从文件读取时丢失字节

Question

我正在编写一些代码来合并两个 .txt 文件，这些文件包含为同一设备捕获但在不同场合获取的测试数据。数据以 .csv 格式存储。

编辑：（当它们被保存为 .txt（带有 BOM 编码的 UTF8）时，它们被格式化为看起来像 csv 文件）

在不担心组合部分的情况下，由于我对 C++ 的相对缺乏经验，我正在解决一些读取文件的问题，这时我注意到几种方法报告的文件大小与实际文件大小之间存在数千字节的不匹配实际上能够在到达 EOF 之前被读入。有谁知道这可能是什么原因造成的？

读入前检查文件大小的方法：

正在为相关文件构造一个 std::filesystem::directory_entry 对象。

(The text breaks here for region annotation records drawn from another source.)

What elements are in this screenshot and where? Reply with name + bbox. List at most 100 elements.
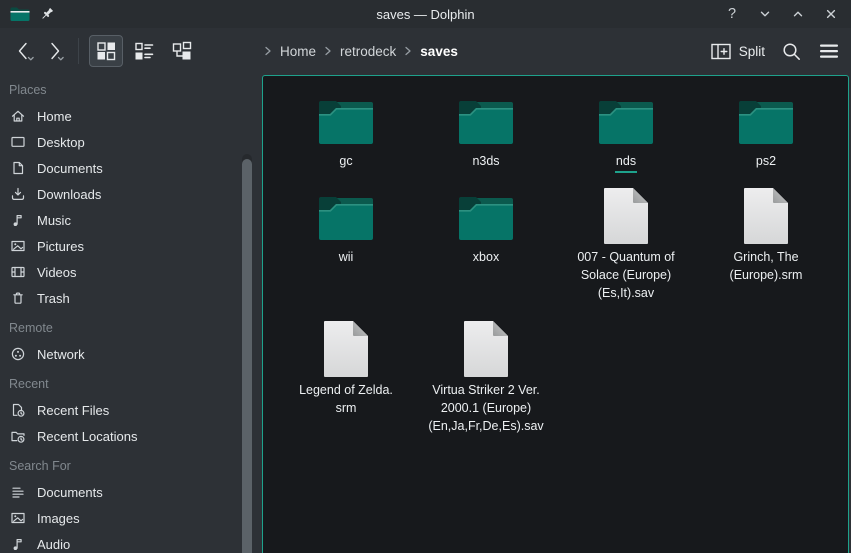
sidebar-item-home[interactable]: Home: [0, 103, 240, 129]
download-icon: [10, 186, 26, 202]
file-item-grinch-the[interactable]: Grinch, The (Europe).srm: [696, 187, 836, 302]
forward-button[interactable]: [40, 36, 70, 66]
sidebar-scrollbar-track[interactable]: [242, 154, 252, 553]
folder-icon: [738, 96, 794, 144]
split-button[interactable]: Split: [711, 43, 765, 60]
item-label: wii: [339, 250, 354, 264]
folder-icon: [318, 96, 374, 144]
item-label: xbox: [473, 250, 499, 264]
sidebar-item-label: Recent Locations: [37, 429, 137, 444]
sidebar-item-recent-files[interactable]: Recent Files: [0, 397, 240, 423]
sidebar-item-search-documents[interactable]: Documents: [0, 479, 240, 505]
sidebar-item-label: Downloads: [37, 187, 101, 202]
view-mode-details-button[interactable]: [127, 35, 161, 67]
help-button[interactable]: ?: [724, 6, 740, 22]
sidebar-item-music[interactable]: Music: [0, 207, 240, 233]
back-button[interactable]: [10, 36, 40, 66]
folder-item-wii[interactable]: wii: [276, 187, 416, 302]
folder-item-xbox[interactable]: xbox: [416, 187, 556, 302]
toolbar: Home retrodeck saves Split: [0, 28, 851, 74]
tree-view-icon: [172, 41, 192, 61]
pin-icon[interactable]: [39, 6, 55, 22]
section-remote: Remote Network: [0, 315, 240, 367]
item-label: Legend of Zelda. srm: [299, 383, 393, 415]
sidebar-item-label: Network: [37, 347, 85, 362]
close-button[interactable]: [823, 6, 839, 22]
chevron-up-icon: [790, 6, 806, 22]
text-lines-icon: [10, 484, 26, 500]
sidebar-item-label: Trash: [37, 291, 70, 306]
section-header: Remote: [0, 315, 240, 341]
sidebar-item-trash[interactable]: Trash: [0, 285, 240, 311]
item-label: Virtua Striker 2 Ver. 2000.1 (Europe) (E…: [428, 383, 543, 433]
breadcrumb-home[interactable]: Home: [280, 44, 316, 59]
item-label-hovered: nds: [615, 152, 637, 173]
file-item-legend-of-zelda[interactable]: Legend of Zelda. srm: [276, 320, 416, 435]
sidebar-item-label: Videos: [37, 265, 77, 280]
breadcrumb-retrodeck[interactable]: retrodeck: [340, 44, 396, 59]
help-icon: ?: [728, 7, 736, 22]
forward-arrow-icon: [42, 38, 68, 64]
item-label: ps2: [756, 154, 776, 168]
document-icon: [10, 160, 26, 176]
view-mode-icons-button[interactable]: [89, 35, 123, 67]
folder-view[interactable]: gc n3ds nds ps2 wii: [262, 75, 849, 553]
item-label: Grinch, The (Europe).srm: [730, 250, 803, 282]
chevron-down-icon: [757, 6, 773, 22]
file-icon: [323, 320, 369, 378]
file-item-007-quantum-of-solace[interactable]: 007 - Quantum of Solace (Europe) (Es,It)…: [556, 187, 696, 302]
view-mode-tree-button[interactable]: [165, 35, 199, 67]
close-icon: [823, 6, 839, 22]
sidebar-item-label: Documents: [37, 161, 103, 176]
sidebar-item-label: Audio: [37, 537, 70, 552]
sidebar-item-label: Images: [37, 511, 80, 526]
network-icon: [10, 346, 26, 362]
folder-icon: [458, 192, 514, 240]
file-icon: [743, 187, 789, 245]
search-button[interactable]: [781, 41, 802, 62]
sidebar-item-documents[interactable]: Documents: [0, 155, 240, 181]
sidebar-item-label: Documents: [37, 485, 103, 500]
folder-item-n3ds[interactable]: n3ds: [416, 91, 556, 173]
sidebar-item-search-audio[interactable]: Audio: [0, 531, 240, 553]
file-icon: [603, 187, 649, 245]
sidebar-item-label: Desktop: [37, 135, 85, 150]
titlebar: saves — Dolphin ?: [0, 0, 851, 28]
sidebar-scrollbar-handle[interactable]: [242, 159, 252, 553]
item-label: n3ds: [472, 154, 499, 168]
desktop-icon: [10, 134, 26, 150]
breadcrumb-saves[interactable]: saves: [420, 44, 458, 59]
recent-file-icon: [10, 402, 26, 418]
folder-item-nds[interactable]: nds: [556, 91, 696, 173]
sidebar-item-videos[interactable]: Videos: [0, 259, 240, 285]
icons-view-icon: [96, 41, 116, 61]
menu-button[interactable]: [818, 43, 840, 59]
details-view-icon: [134, 41, 154, 61]
music-icon: [10, 212, 26, 228]
section-header: Recent: [0, 371, 240, 397]
folder-icon: [598, 96, 654, 144]
file-item-virtua-striker-2[interactable]: Virtua Striker 2 Ver. 2000.1 (Europe) (E…: [416, 320, 556, 435]
folder-icon: [458, 96, 514, 144]
maximize-button[interactable]: [790, 6, 806, 22]
chevron-right-icon: [404, 45, 412, 57]
trash-icon: [10, 290, 26, 306]
chevron-right-icon: [324, 45, 332, 57]
image-icon: [10, 238, 26, 254]
sidebar-item-search-images[interactable]: Images: [0, 505, 240, 531]
dolphin-window: saves — Dolphin ?: [0, 0, 851, 553]
sidebar-item-pictures[interactable]: Pictures: [0, 233, 240, 259]
sidebar-item-network[interactable]: Network: [0, 341, 240, 367]
minimize-button[interactable]: [757, 6, 773, 22]
section-recent: Recent Recent Files Recent Locations: [0, 371, 240, 449]
section-header: Places: [0, 77, 240, 103]
folder-item-gc[interactable]: gc: [276, 91, 416, 173]
folder-item-ps2[interactable]: ps2: [696, 91, 836, 173]
sidebar-item-downloads[interactable]: Downloads: [0, 181, 240, 207]
sidebar-item-recent-locations[interactable]: Recent Locations: [0, 423, 240, 449]
folder-icon: [10, 6, 30, 22]
sidebar-item-label: Recent Files: [37, 403, 109, 418]
video-icon: [10, 264, 26, 280]
sidebar-item-desktop[interactable]: Desktop: [0, 129, 240, 155]
sidebar-item-label: Music: [37, 213, 71, 228]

然后，调用它的 .file_size() 方法。 Returns 733435 字节。
正在为文件构造fstream对象，然后是以下代码：

#include <iostream>
#include <fstream>

int main() {
    std::fstream data_file(path_to_file, std::ios::in);
    int file_size; \ EDIT: Was in the wrong scope

    if (data_file.is_open()) {
        

        data_file.seekg(0, std::ios_base::end);
        file_size = data_file.tellg();
        data_file.seekg(0, std::ios_base::beg);
    }
    
    std::cout << file_size << std::endl; \ --> 733435 bytes

}

正在文件资源管理器中检查文件的属性。文件大小 = 733435 字节，磁盘大小 = 737280 字节。

然后当我读入文件如下：

#include <iostream>
#include <fstream>

int main() {
    std::fstream data_file(path_to_file, std::ios::in);
    
    if (data_file.is_open()) {
        int file_size, chars_read;

        data_file.seekg(0, std::ios_base::end);
        file_size = data_file.tellg();
        data_file.seekg(0, std::ios_base::beg);

        std::cout << "File size: " << file_size << std::endl;
        // |--> "File size: 733425"
    
        char* buffer = new char[file_size];

        // This sets both the eofbit & failbit flags for the stream
        // As is expected if the stream runs out of characters to read in
        // Before n characters are read in. (istream::read(char* s, streamsize n))
        data_file.read(buffer, file_size);

        // We can check the number of chars read in using istream::gcount()
        chars_read = data_file.gcount();

        std::cout << "Chars read: " << chars_read << std::endl;
        // |--> "Chars read: 716153"

        delete[] buffer;
        data_file.close();
    }

}

当您查看读入的内容时，神秘感会加深一些。文件是使用三种略有不同的方法读入的。

直接从文件流逐行读取数据到 std::vectorstd::string。

std::fstream stream(path_to_file, std::ios::in);
std::vector<std::string> v;
std::string s;

while (getline(stream, s, '\n')) {
    v.push_back(s);
}

如上所述使用 fstream::read(...) 读取数据，然后使用字符串流对象转换为行。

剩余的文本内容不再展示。